Der dritte geht ganz nach Herrn Papa, war aber nicht im Krieg, was er als Schmach empfindet und deshalb ständig richtig mies gelaunt ist. Frau Mama ist schon vor Jahrzehnten nach England abgehauen, wo sie einen Briten heiratete. Nun ist sie aber verstorben und ihr letzter Wille war, in ihrer Heimat begraben zu werden.Jetzt reist also ihre neue Familie samt Leichnam nach Alabama – Briten in Alabama, das müsst ihr Euch mal vorstellen und genauso hochkomisch entwickelt sich der Film auch.
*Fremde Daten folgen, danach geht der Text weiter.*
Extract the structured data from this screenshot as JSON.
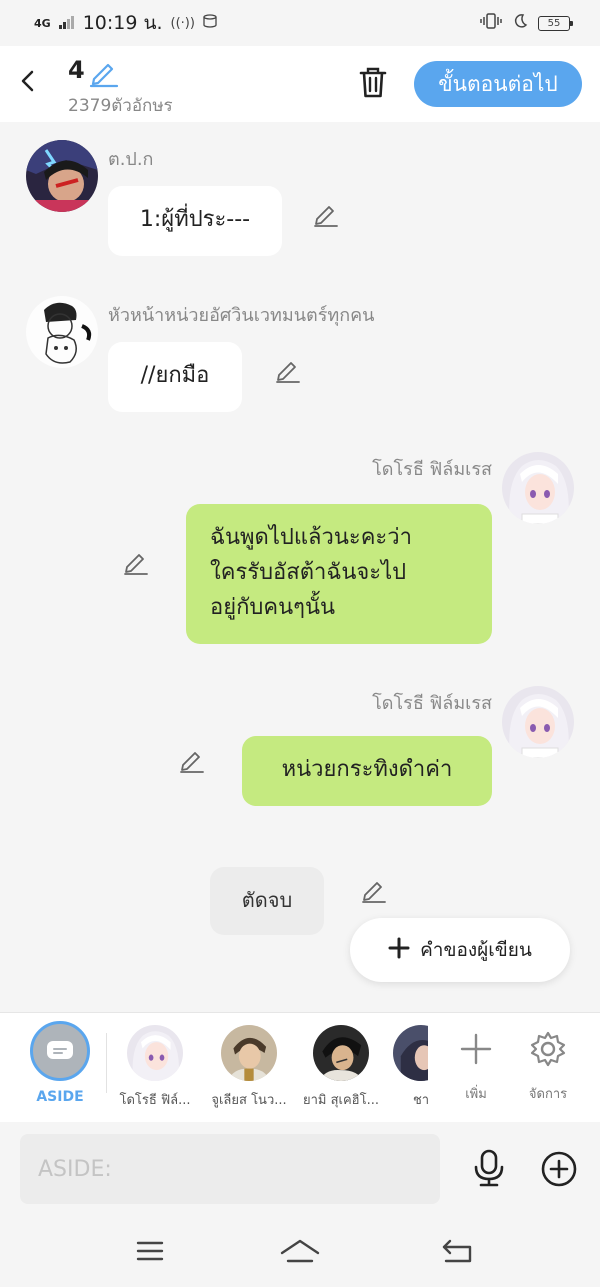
{
  "status_bar": {
    "network": "4G",
    "time": "10:19 น.",
    "battery": "55"
  },
  "header": {
    "count": "4",
    "char_count": "2379ตัวอักษร",
    "next_label": "ขั้นตอนต่อไป"
  },
  "messages": [
    {
      "sender": "ต.ป.ก",
      "text": "1:ผู้ที่ประ---"
    },
    {
      "sender": "หัวหน้าหน่วยอัศวินเวทมนตร์ทุกคน",
      "text": "//ยกมือ"
    },
    {
      "sender": "โดโรธี ฟิล์มเรส",
      "lines": [
        "ฉันพูดไปแล้วนะคะว่า",
        "ใครรับอัสต้าฉันจะไป",
        "อยู่กับคนๆนั้น"
      ]
    },
    {
      "sender": "โดโรธี ฟิล์มเรส",
      "text": "หน่วยกระทิงดำค่า"
    }
  ],
  "end_label": "ตัดจบ",
  "add_speech_label": "คำของผู้เขียน",
  "characters": {
    "aside_label": "ASIDE",
    "items": [
      {
        "name": "โดโรธี ฟิล์..."
      },
      {
        "name": "จูเลียส โนว..."
      },
      {
        "name": "ยามิ สุเคฮิโ..."
      },
      {
        "name": "ชา"
      }
    ],
    "add_label": "เพิ่ม",
    "manage_label": "จัดการ"
  },
  "input": {
    "placeholder": "ASIDE:"
  },
  "colors": {
    "accent": "#5aa6ee",
    "right_bubble": "#c5ea80",
    "left_bubble": "#ffffff"
  }
}
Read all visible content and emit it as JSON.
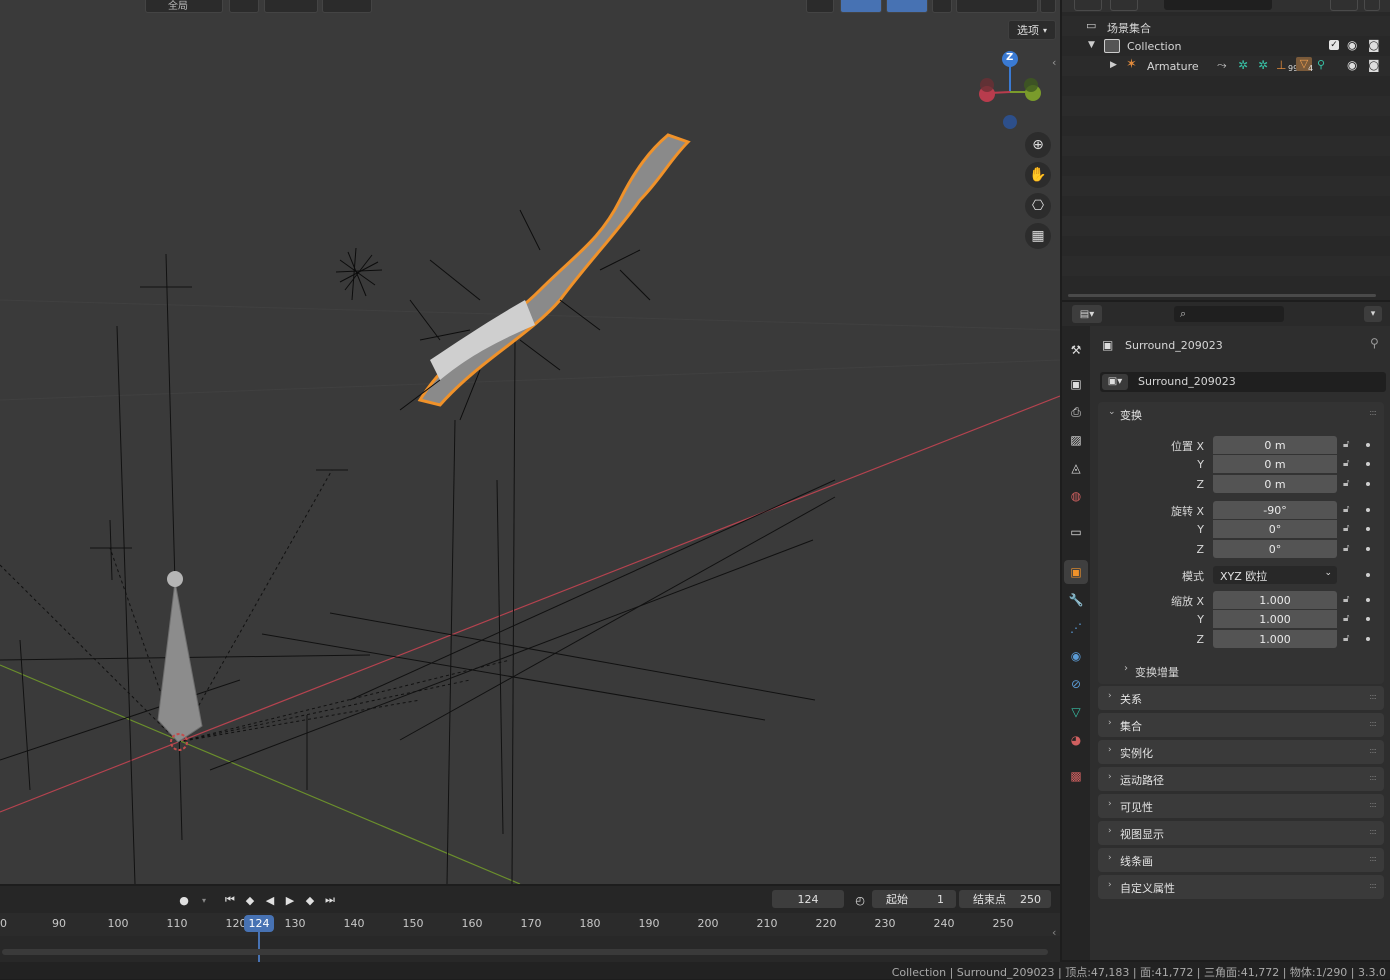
{
  "viewport": {
    "header_chip_label": "全局",
    "options_label": "选项",
    "gizmo_axis_label": "Z",
    "nav_buttons": [
      "zoom-icon",
      "hand-icon",
      "camera-icon",
      "grid-icon"
    ]
  },
  "outliner": {
    "scene_collection": "场景集合",
    "collection": "Collection",
    "armature": "Armature",
    "armature_badge_a": "99",
    "armature_badge_b": "4"
  },
  "properties": {
    "object_name": "Surround_209023",
    "datablock_name": "Surround_209023",
    "transform": {
      "title": "变换",
      "location_label": "位置 X",
      "rotation_label": "旋转 X",
      "scale_label": "缩放 X",
      "y_label": "Y",
      "z_label": "Z",
      "location": [
        "0 m",
        "0 m",
        "0 m"
      ],
      "rotation": [
        "-90°",
        "0°",
        "0°"
      ],
      "mode_label": "模式",
      "mode_value": "XYZ 欧拉",
      "scale": [
        "1.000",
        "1.000",
        "1.000"
      ],
      "delta_label": "变换增量"
    },
    "panels": [
      "关系",
      "集合",
      "实例化",
      "运动路径",
      "可见性",
      "视图显示",
      "线条画",
      "自定义属性"
    ]
  },
  "timeline": {
    "current_frame": "124",
    "start_label": "起始",
    "start_value": "1",
    "end_label": "结束点",
    "end_value": "250",
    "playhead": "124",
    "ticks": [
      "0",
      "90",
      "100",
      "110",
      "120",
      "130",
      "140",
      "150",
      "160",
      "170",
      "180",
      "190",
      "200",
      "210",
      "220",
      "230",
      "240",
      "250"
    ]
  },
  "statusbar": {
    "text": "Collection | Surround_209023 | 顶点:47,183 | 面:41,772 | 三角面:41,772 | 物体:1/290 | 3.3.0"
  },
  "colors": {
    "accent_blue": "#4772b3",
    "selection_orange": "#f0922a",
    "axis_red": "#b5434f",
    "axis_green": "#6b8f2c"
  }
}
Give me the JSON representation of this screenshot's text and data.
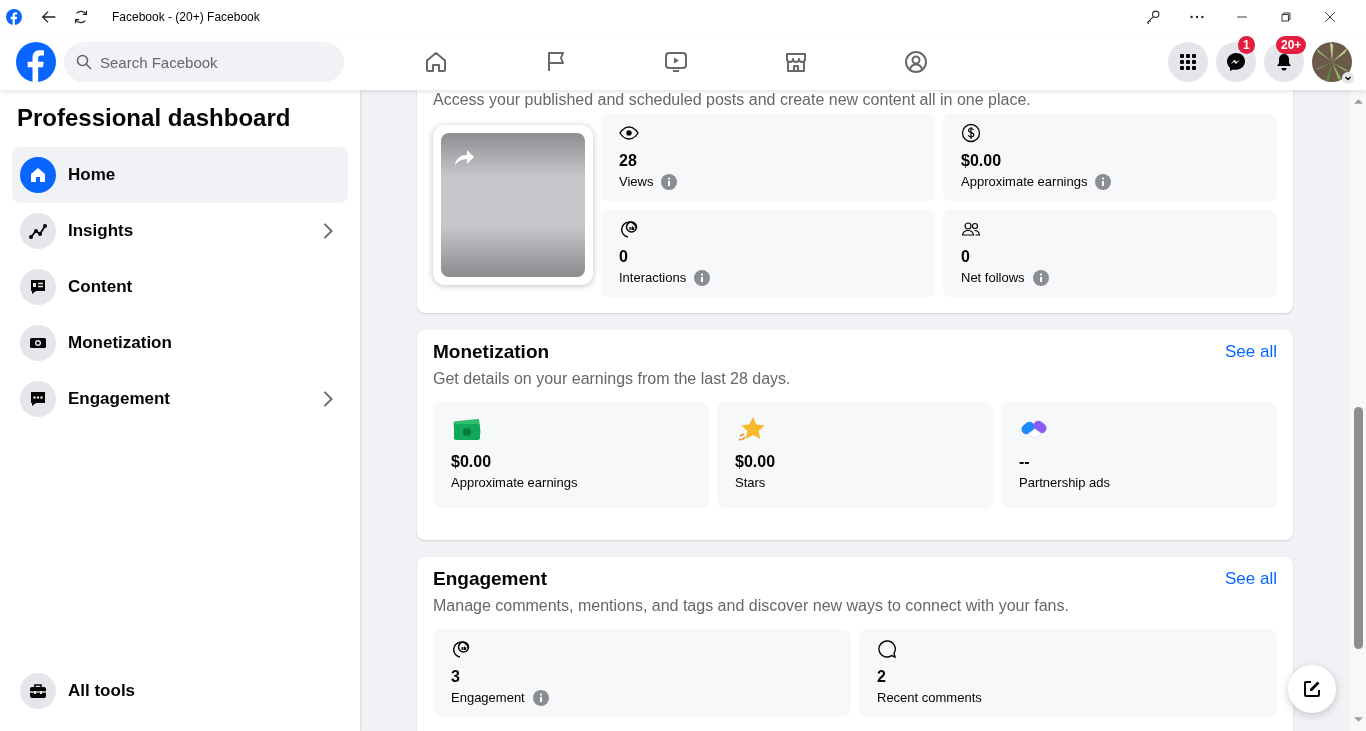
{
  "browser": {
    "title": "Facebook - (20+) Facebook"
  },
  "header": {
    "search": {
      "placeholder": "Search Facebook"
    },
    "messenger_badge": "1",
    "notifications_badge": "20+"
  },
  "sidebar": {
    "title": "Professional dashboard",
    "items": [
      {
        "label": "Home",
        "selected": true,
        "kind": "link"
      },
      {
        "label": "Insights",
        "selected": false,
        "kind": "group"
      },
      {
        "label": "Content",
        "selected": false,
        "kind": "link"
      },
      {
        "label": "Monetization",
        "selected": false,
        "kind": "link"
      },
      {
        "label": "Engagement",
        "selected": false,
        "kind": "group"
      }
    ],
    "footer_item": {
      "label": "All tools"
    }
  },
  "sections": [
    {
      "subtitle": "Access your published and scheduled posts and create new content all in one place.",
      "preview": {
        "kind": "picture"
      },
      "tiles": [
        {
          "value": "28",
          "label": "Views",
          "info": true
        },
        {
          "value": "$0.00",
          "label": "Approximate earnings",
          "info": true
        },
        {
          "value": "0",
          "label": "Interactions",
          "info": true
        },
        {
          "value": "0",
          "label": "Net follows",
          "info": true
        }
      ]
    },
    {
      "title": "Monetization",
      "link": "See all",
      "subtitle": "Get details on your earnings from the last 28 days.",
      "tiles": [
        {
          "value": "$0.00",
          "label": "Approximate earnings",
          "info": false
        },
        {
          "value": "$0.00",
          "label": "Stars",
          "info": false
        },
        {
          "value": "--",
          "label": "Partnership ads",
          "info": false
        }
      ]
    },
    {
      "title": "Engagement",
      "link": "See all",
      "subtitle": "Manage comments, mentions, and tags and discover new ways to connect with your fans.",
      "tiles": [
        {
          "value": "3",
          "label": "Engagement",
          "info": true
        },
        {
          "value": "2",
          "label": "Recent comments",
          "info": false
        }
      ]
    }
  ]
}
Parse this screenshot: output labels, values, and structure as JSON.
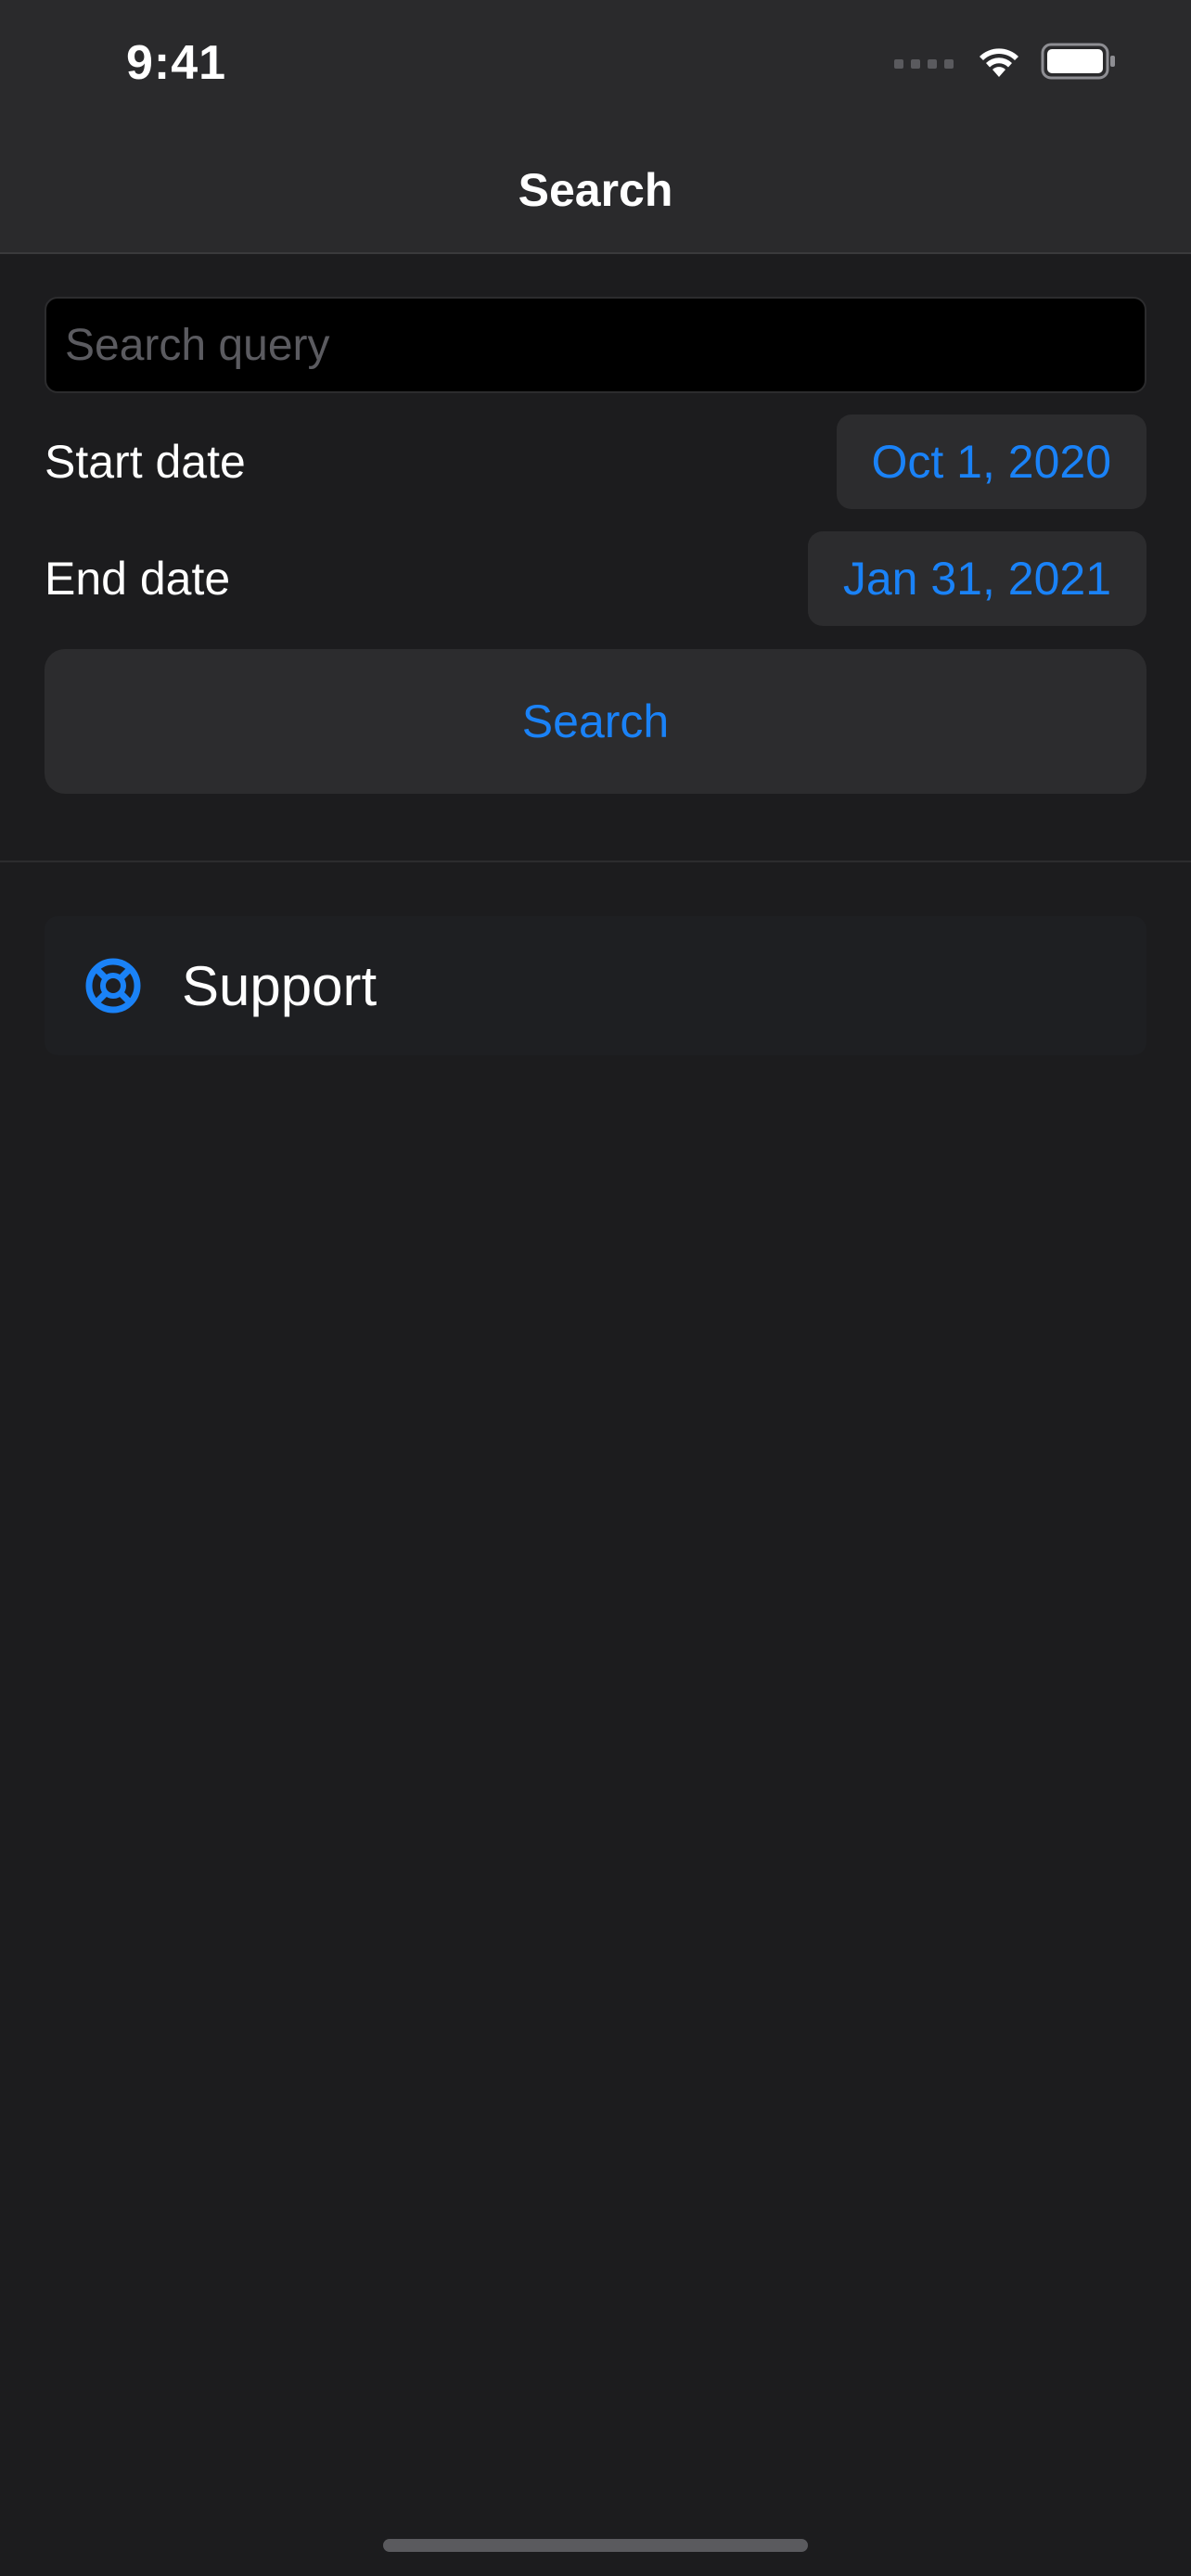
{
  "status_bar": {
    "time": "9:41",
    "icons": [
      "cellular-signal-icon",
      "wifi-icon",
      "battery-icon"
    ]
  },
  "nav": {
    "title": "Search"
  },
  "search": {
    "placeholder": "Search query",
    "value": ""
  },
  "start_date": {
    "label": "Start date",
    "value": "Oct 1, 2020"
  },
  "end_date": {
    "label": "End date",
    "value": "Jan 31, 2021"
  },
  "search_button": {
    "label": "Search"
  },
  "support": {
    "label": "Support",
    "icon": "lifebuoy-icon"
  },
  "colors": {
    "accent": "#1a82f7",
    "background": "#1c1c1e",
    "card": "#2c2c2e"
  }
}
Lieblingszene: Der erzkonservative Caldwell Senior, der soviel Gefühl zeigen kann wie weiland Maggie Thatcher, zu der wir gleich noch kommen, bekommt von seinem Enkel LSD untergejubelt, ausgerechnet als er mit seinem britischen Exrivalen einen Jagsausflug macht….Wenn ich daran denke, möchte ich den Film am liebsten gleich noch einmal sehen….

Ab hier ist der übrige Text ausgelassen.